Sikap pemerintah? Pada pertengahan Desember lalu, Menko Polhukam Luhut Binsar Pandjaitan justru mengeluarkan pernyataan yang mengejutkan. Seusai menghadiri pelantikan tiga deputi KPK di Gedung KPK, Luhut menyatakan bahwa kasus tersebut tutup buku.

“Tidak ada urusannya dengan BLBI. BLBI sudah selesai, sudah tutup buku. Kita berbicara dana-dana kita yang ada di luar negeri dan mereka tidak mau membawa ke dalam negeri,” kata Luhut yang saat itu menjelaskan soal RUU Pengampunan Nasional.

Tahun 2014 Ketua KPK Abraham Samad pernah berjanji akan memanggil Megawati Soekarnoputeri untuk diperiksa terkait penerbitan Surat Keterangan Lunas (SKL) untuk beberapa obligor BLBI.

SKL itu dikeluarkan Badan Penyehatan Perbankan Nasional (BPPN) berdasarkan Instruksi Presiden Nomor 8 Tahun 2002. Saat itu, puteri Bung Karno ini adalah Presiden RI.

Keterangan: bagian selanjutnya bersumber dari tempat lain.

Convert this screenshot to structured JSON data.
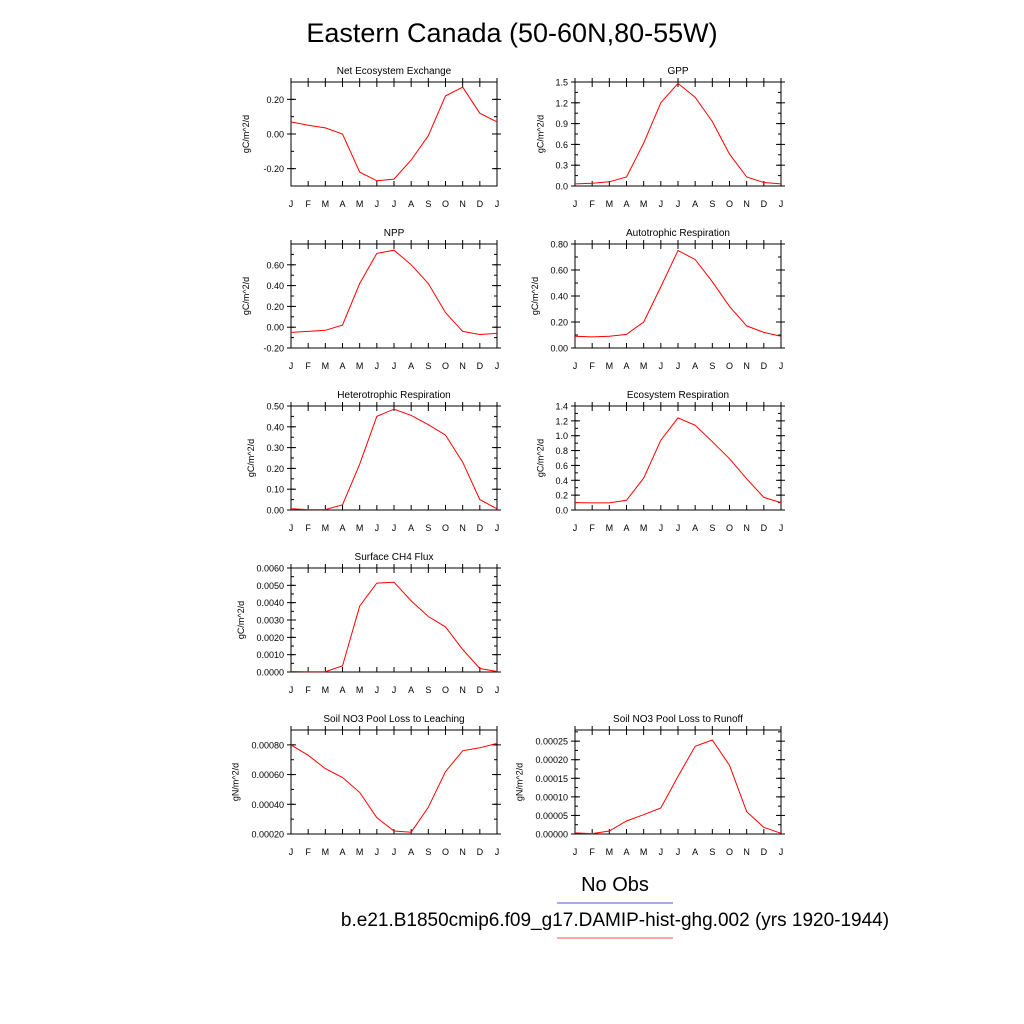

Sekadar catatan, KPK mulai menyelidiki dugaan tindak pidana korupsi penerbitan SKL sejak April 2013. Lembaga antikorupsi ini menduga ada masalah dalam proses pemberian SKL kepada sejumlah obligator tersebut.

SKL tersebut berisi tentang pemberian jaminan kepastian hukum kepada debitur yang telah menyelesaikan kewajibannya atau tindakan hukum kepada debitur yang tidak menyelesaikan kewajibannya. SKL itu kemudian populer dengan nama release and discharge.

Tercatat beberapa nama konglomerat papan atas, seperti Sjamsul Nursalim, The Nin King, dan Bob Hasan, yang menerima release and discharge dari pemerintah.

Sayangnya, belum lagi Megawati diperiksa, KPK sudah ditimpa berbagai masalah. Abraham Samad dan Wakil Ketua KPK (saat itu) Bambang Widjajanto dijadikan tersangka oleh polisi. Padahal, banyak kalangan berharap kasus ini bisa segera diselesaikan, karena sudah mengendap begitu lama.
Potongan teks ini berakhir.